Someto a mi hermano el tema del abuelo y el remordimiento. Tiene dos explicaciones, «la primera quizá demasiado trivial»: una vergüenza incesante por haberle pegado a su nieto cuando arrancó las cebollas del huerto. La segunda sugerencia, más seria, es la siguiente: «Cuando me contaba historias [de la Primera Guerra Mundial], se detenían en el momento en que el barco zarpaba hacia Francia y luego se reanudaban en el hospital en Inglaterra. Nunca me dijo una palabra sobre la guerra. Supongo que estuvo en las trincheras. Estoy seguro de que no ganó medallas y de que tampoco le hirieron (ni siquiera una herida nimia para obtener un permiso). Así que debieron de repatriarle por lesiones en los pies sufridas en las trincheras o por neurosis de guerra. En todo caso, por algo nada heroico. ¿Dejó en la estacada a sus camaradas? Una vez pensé que intentaría averiguar lo que hizo realmente en la guerra; sin duda debe de haber archivos de su regimiento, etc., etc.: pero por supuesto nunca llegué a hacer nada.»
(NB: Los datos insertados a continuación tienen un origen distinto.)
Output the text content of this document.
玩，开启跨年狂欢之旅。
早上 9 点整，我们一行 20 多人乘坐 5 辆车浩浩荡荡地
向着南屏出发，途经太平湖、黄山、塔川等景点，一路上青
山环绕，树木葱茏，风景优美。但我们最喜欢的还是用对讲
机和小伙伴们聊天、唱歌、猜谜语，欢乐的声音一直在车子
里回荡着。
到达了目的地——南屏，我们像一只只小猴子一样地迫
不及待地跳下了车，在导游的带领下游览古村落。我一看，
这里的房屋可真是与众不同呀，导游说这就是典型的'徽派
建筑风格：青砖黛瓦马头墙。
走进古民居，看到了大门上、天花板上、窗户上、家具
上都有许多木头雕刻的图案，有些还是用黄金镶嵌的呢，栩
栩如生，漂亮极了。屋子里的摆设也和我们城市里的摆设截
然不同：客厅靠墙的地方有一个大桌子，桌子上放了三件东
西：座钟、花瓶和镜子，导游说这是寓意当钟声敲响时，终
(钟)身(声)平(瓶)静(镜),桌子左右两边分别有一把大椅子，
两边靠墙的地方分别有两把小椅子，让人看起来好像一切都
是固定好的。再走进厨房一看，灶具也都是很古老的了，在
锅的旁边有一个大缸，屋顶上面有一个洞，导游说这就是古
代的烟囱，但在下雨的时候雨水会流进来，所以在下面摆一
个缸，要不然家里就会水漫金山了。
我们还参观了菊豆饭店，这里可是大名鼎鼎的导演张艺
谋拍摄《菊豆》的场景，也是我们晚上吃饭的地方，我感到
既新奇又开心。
Guardo en mi archivo la partida de nacimiento del abuelo, su certificado de matrimonio y su álbum de fotos: el libro encuadernado en tela roja y titulado «
Escenas de carreteras y caminos
». Aparece sentado en una motocicleta en 1912, con la abuela montada detrás; descansando pícaramente la cabeza en el pecho de ella al año siguiente, al mismo tiempo que le agarra la rodilla con la mano. En otra foto le vemos el día de su boda, con la mano alrededor del hombro de la novia y la pipa ladeada delante de su chaleco blanco, mientras Europa se apresta a despedazarse; en la luna de miel (una foto de estudio que se ha descolorido menos); y con «Babs» —como llamaban a mi madre antes de convertirse en Kathleen Mabel—, nacida diez meses después de la boda. Hay fotos de él de permiso, primero con dos galones —Prestatyn, agosto de 1916— y por último con tres. Para entonces el sargento Scoltock está en el hospital Grata Quies, a las afueras de Bournemouth, donde él y otros pacientes parecen notablemente alegres cuando posan disfrazados para una fiesta. Aquí está mi abuelo con la cara pintada de negro, primero con un tal Decker (travestido de enfermera) y después con Fullwood (de Pierrot). Y de nuevo está esa foto, la cabeza de una mujer, todavía fechada a lápiz en septiembre de 1915, pero con el nombre (o quizá el lugar) borrado y la cara tan llena de marcas y agujeros que sólo se ven los labios y el pelo crespo. Una borradura que la vuelve más intrigante que la «enfermera Glynn» o incluso que el «Sargento P. Hyde, muerto en combate, dic. de 1915». Una borradura que me parece un símbolo mucho mejor de la muerte que la calavera omnipresente. Sólo llegas al hueso pelado después de haberte podrido un tiempo; y cuando llegas, una calavera se parece mucho a otra. Excelente como símbolo a largo plazo, pero para observar la acción de la muerte es mejor una fotografía rasgada y agujereada: parece personal y al instante totalmente destructiva, una supresión brutal de la luz de los ojos y la vida de las mejillas.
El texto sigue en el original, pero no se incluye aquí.